Last evening, my friend C. told me about an experience she had earlier in the day, of driving along and suddenly seeing a cross at the head of the street. Not just a cross, but The Cross. As she got nearer, she realized it was “only” a telephone pole, but the experience convinced her to continue looking for Crosses in moments of dayliness. She could not have known it at the time, or even afterward, but her words continue to be an inspiration, a reminder, a witness to me. I woke up this morning thinking about them.
It is eight days since I arrived at the Dominican House of Studies in Washington for a four-day retreat/reconnaissance tour. (On arrival, I was thinking about writing a book, a thought that seems presumptuous to me today.) Since I am a blogger, I blogged about my experience at the DHS, but always there was this nagging feeling of presumption, that I was absurdly quick to form judgments, that I was, after all, an outsider, an intruder. The exemplary men living in the House of Studies seemed to take my presumption in stride, and in friendship.
This morning, after further thoughts of C.’s Cross, I opened my e-mail to find a note from a Dominican father working overseas. He said that someone had directed him to my posts about the DHS. I must admit that I momentarily braced myself for criticism. Instead, I received a shower of encouragement.
Father L. in fact asked me to excuse his audacity in writing! Can you believe that? I thought I was the audacious one.
“It has been a great pleasure for me to read about your impressions of our house in Washington,” Father L. wrote. “It's the place where I really fell in love with the Dominican life as a young professional in D.C., and where I lived during six very happy years, and it's filled with my brothers and friends, many of whom you met. . . .

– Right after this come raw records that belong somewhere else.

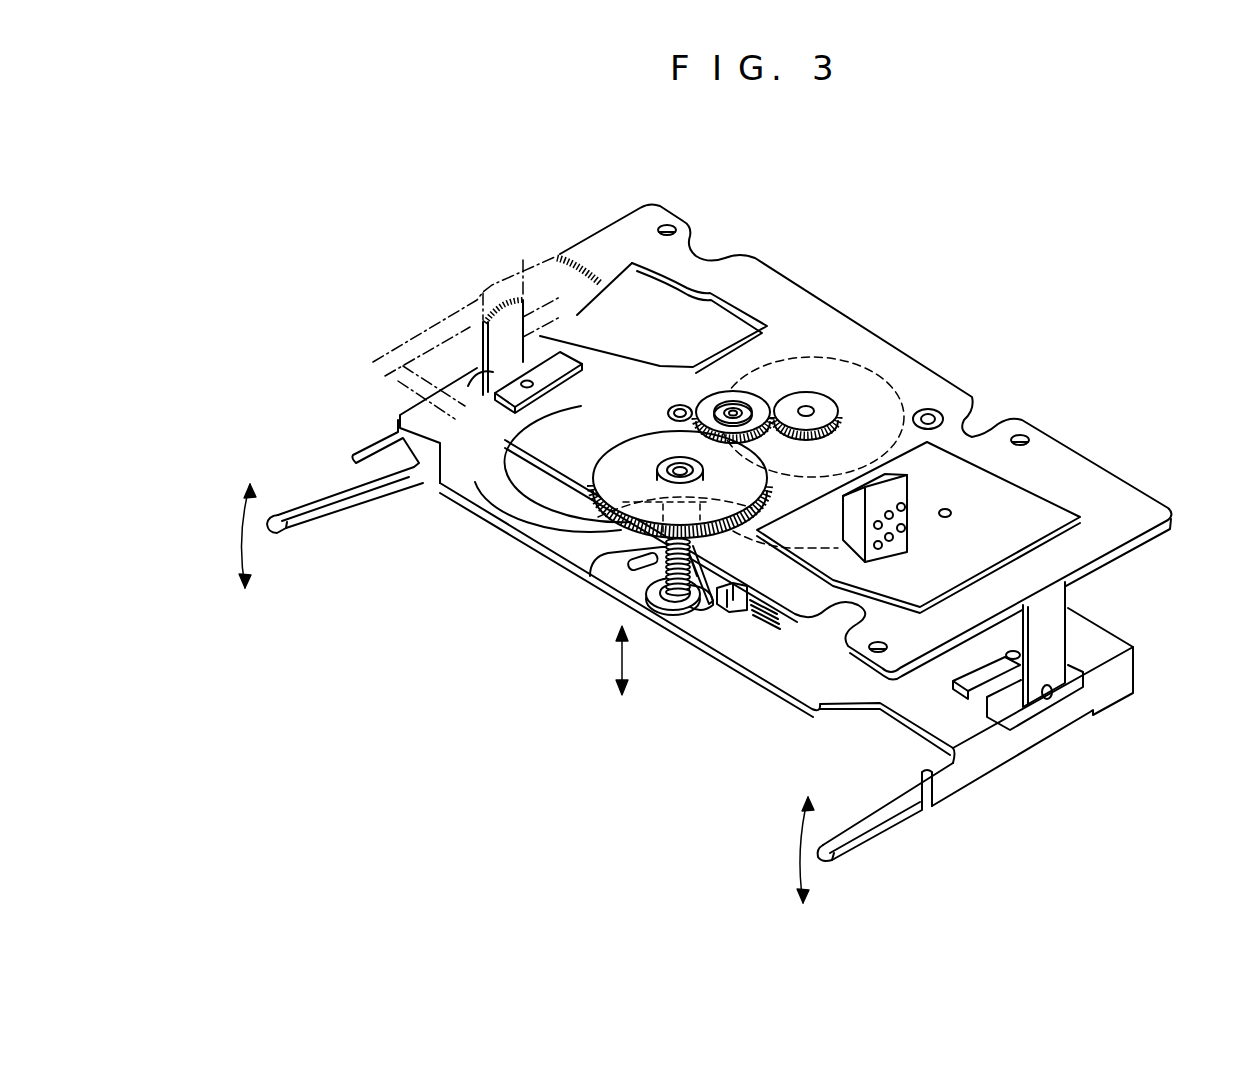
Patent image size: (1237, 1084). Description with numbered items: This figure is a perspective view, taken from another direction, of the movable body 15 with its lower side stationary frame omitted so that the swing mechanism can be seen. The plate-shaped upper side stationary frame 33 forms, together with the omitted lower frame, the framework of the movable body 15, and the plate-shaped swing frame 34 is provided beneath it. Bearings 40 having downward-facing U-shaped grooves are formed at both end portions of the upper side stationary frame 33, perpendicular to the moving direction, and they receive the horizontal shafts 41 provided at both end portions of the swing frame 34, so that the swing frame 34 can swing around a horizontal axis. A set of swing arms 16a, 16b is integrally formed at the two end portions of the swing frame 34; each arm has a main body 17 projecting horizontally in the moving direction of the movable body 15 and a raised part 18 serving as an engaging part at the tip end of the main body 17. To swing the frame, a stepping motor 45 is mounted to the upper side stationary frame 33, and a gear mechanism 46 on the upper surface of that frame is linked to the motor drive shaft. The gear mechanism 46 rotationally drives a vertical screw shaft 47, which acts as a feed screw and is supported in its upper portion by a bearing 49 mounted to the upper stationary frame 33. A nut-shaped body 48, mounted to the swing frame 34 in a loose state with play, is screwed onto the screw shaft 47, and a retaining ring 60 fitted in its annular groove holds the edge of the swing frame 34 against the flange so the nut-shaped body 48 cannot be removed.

The movable body 15 is at (988, 352).
The swing arm 16a is at (886, 843).
The swing arm 16b is at (317, 481).
The main body 17 is at (592, 658).
The raised part 18 is at (274, 536).
The upper side stationary frame 33 is at (897, 367).
The swing frame 34 is at (823, 677).
The bearing 40 is at (480, 340).
The shaft 41 is at (493, 372).
The stepping motor 45 is at (813, 560).
The gear mechanism 46 is at (768, 384).
The screw shaft 47 is at (620, 540).
The nut-shaped body 48 is at (648, 596).
The bearing 49 is at (598, 517).
The retaining ring 60 is at (647, 592).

“It is always a grace to know, in the concrete,” he continued in a much longer message, “that our communal life is bearing fruit. And, as Aristotle says, the best friends are joined most closely when they love the same things, especially when those are the highest things. So to read about how much you love the same things that I love, well, it made me experience again the joy of, and my gratitude for, the unmerited gift of my vocation to be a Dominican.”

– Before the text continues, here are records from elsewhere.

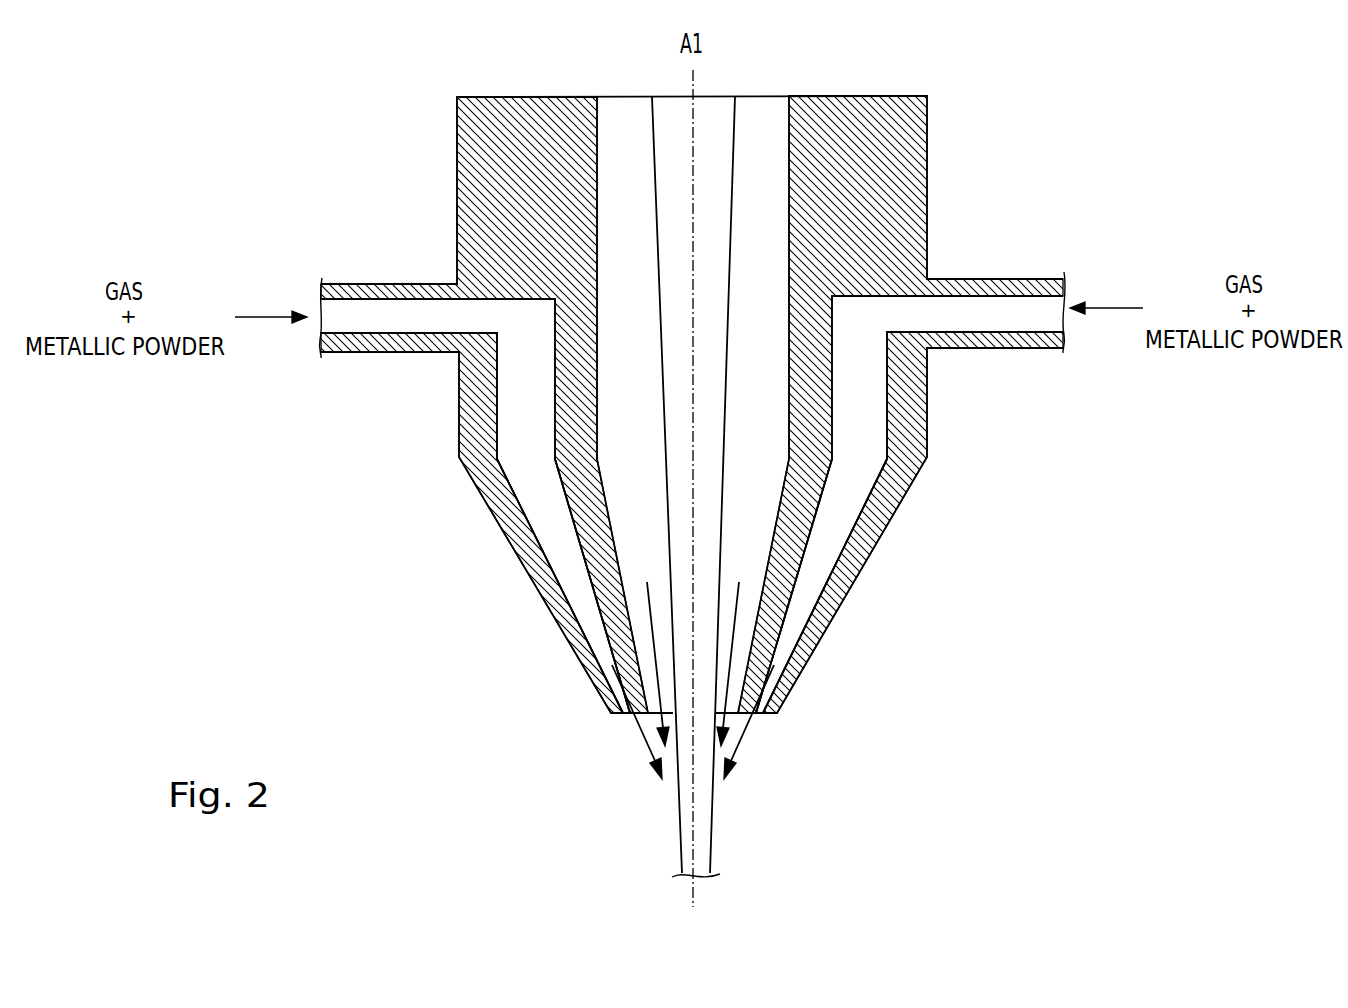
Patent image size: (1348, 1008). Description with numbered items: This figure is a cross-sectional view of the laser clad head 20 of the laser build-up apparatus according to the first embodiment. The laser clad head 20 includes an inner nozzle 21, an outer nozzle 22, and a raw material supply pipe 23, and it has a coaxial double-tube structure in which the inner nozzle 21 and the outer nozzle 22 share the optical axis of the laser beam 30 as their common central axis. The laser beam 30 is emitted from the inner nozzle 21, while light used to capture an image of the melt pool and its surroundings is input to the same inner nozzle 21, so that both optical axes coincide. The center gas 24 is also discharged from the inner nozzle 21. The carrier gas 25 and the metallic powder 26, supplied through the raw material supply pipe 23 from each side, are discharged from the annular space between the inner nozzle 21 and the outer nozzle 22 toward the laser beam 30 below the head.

The laser clad head 20 is at (692, 486).
The inner nozzle 21 is at (557, 395).
The outer nozzle 22 is at (478, 483).
The raw material supply pipe 23 is at (364, 283).
The center gas 24 is at (653, 630).
The carrier gas 25 is at (624, 680).
The metallic powder 26 is at (645, 738).
The laser beam 30 is at (712, 830).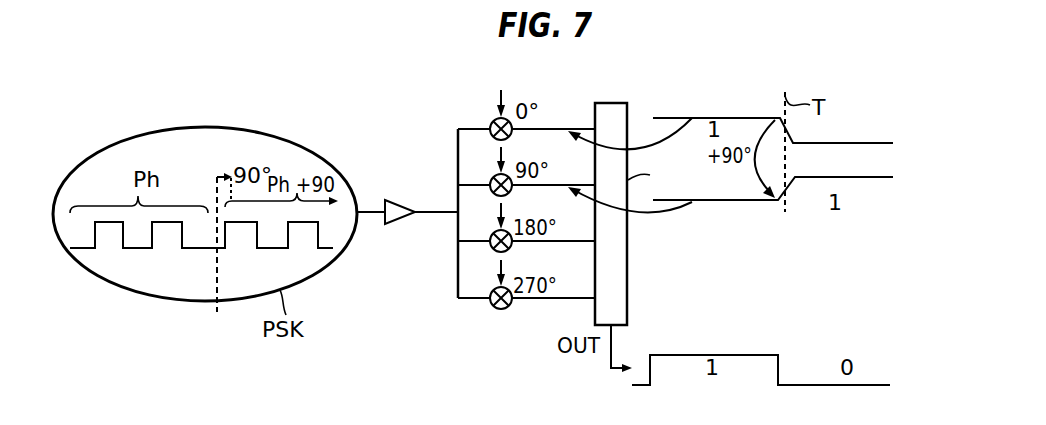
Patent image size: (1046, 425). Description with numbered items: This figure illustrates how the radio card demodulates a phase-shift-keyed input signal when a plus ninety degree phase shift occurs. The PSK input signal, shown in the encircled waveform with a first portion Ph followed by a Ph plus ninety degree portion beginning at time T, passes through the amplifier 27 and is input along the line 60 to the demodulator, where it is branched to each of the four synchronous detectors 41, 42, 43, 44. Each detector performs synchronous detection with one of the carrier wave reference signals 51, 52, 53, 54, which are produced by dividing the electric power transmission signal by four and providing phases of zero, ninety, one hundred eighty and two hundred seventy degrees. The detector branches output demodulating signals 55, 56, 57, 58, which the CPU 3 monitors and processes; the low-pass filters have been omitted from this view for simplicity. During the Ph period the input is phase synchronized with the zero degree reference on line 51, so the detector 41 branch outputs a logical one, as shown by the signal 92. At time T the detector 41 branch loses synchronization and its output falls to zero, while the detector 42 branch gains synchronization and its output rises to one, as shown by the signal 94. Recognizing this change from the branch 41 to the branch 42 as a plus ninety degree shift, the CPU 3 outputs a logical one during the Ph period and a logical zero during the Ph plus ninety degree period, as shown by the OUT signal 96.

The CPU 3 is at (628, 278).
The amplifier 27 is at (402, 226).
The synchronous detector 41 is at (493, 138).
The synchronous detector 42 is at (493, 194).
The synchronous detector 43 is at (493, 250).
The synchronous detector 44 is at (493, 307).
The carrier wave reference signal 51 is at (503, 99).
The carrier wave reference signal 52 is at (503, 156).
The carrier wave reference signal 53 is at (503, 212).
The carrier wave reference signal 54 is at (503, 269).
The demodulating signal 55 is at (556, 128).
The demodulating signal 56 is at (556, 184).
The demodulating signal 57 is at (556, 240).
The demodulating signal 58 is at (556, 297).
The line 60 is at (422, 211).
The signal 92 is at (702, 118).
The signal 94 is at (702, 202).
The OUT signal 96 is at (735, 355).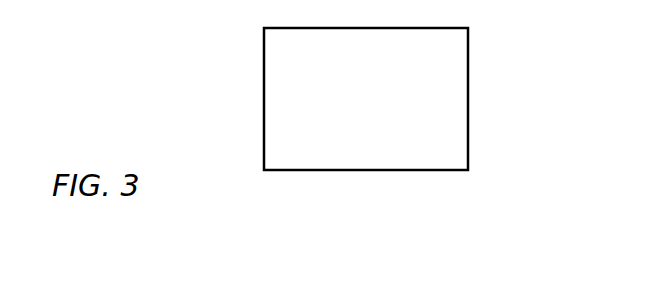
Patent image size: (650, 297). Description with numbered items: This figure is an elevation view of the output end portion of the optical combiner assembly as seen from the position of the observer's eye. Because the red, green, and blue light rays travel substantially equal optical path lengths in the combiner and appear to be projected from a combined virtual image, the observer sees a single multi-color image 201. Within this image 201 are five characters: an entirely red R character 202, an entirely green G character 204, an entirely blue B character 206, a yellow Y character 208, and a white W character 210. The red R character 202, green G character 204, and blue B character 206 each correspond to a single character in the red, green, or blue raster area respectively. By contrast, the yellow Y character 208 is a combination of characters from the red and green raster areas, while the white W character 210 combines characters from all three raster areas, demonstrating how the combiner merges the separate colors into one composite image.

The single multi-color image 201 is at (461, 104).
The entirely red R character 202 is at (283, 53).
The entirely green G character 204 is at (284, 88).
The entirely blue B character 206 is at (284, 122).
The yellow Y character 208 is at (291, 153).
The white W character 210 is at (455, 52).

After re-reading Father L.’s message, I had to re-read it, then read it aloud to my wife. I guess the message I take away is this: It is hard sometimes to speak up on matters of faith, and especially from personal experience. Especially in our culture, where faith is so often suspect. But we are always witnesses, whether we like it or not; it’s just a question of to what we witness.
Thanks to Father L., I will continue to witness here, surely encouraged, hopefully chastened. I opened the Office of Readings this morning and found these words:
The man of God welcomes the light,
So that all may see that his deeds are true.
I guess my seeing a personal message in these words suggests that I think I am a “man of God.” But then, if I am not a man of God, what am I?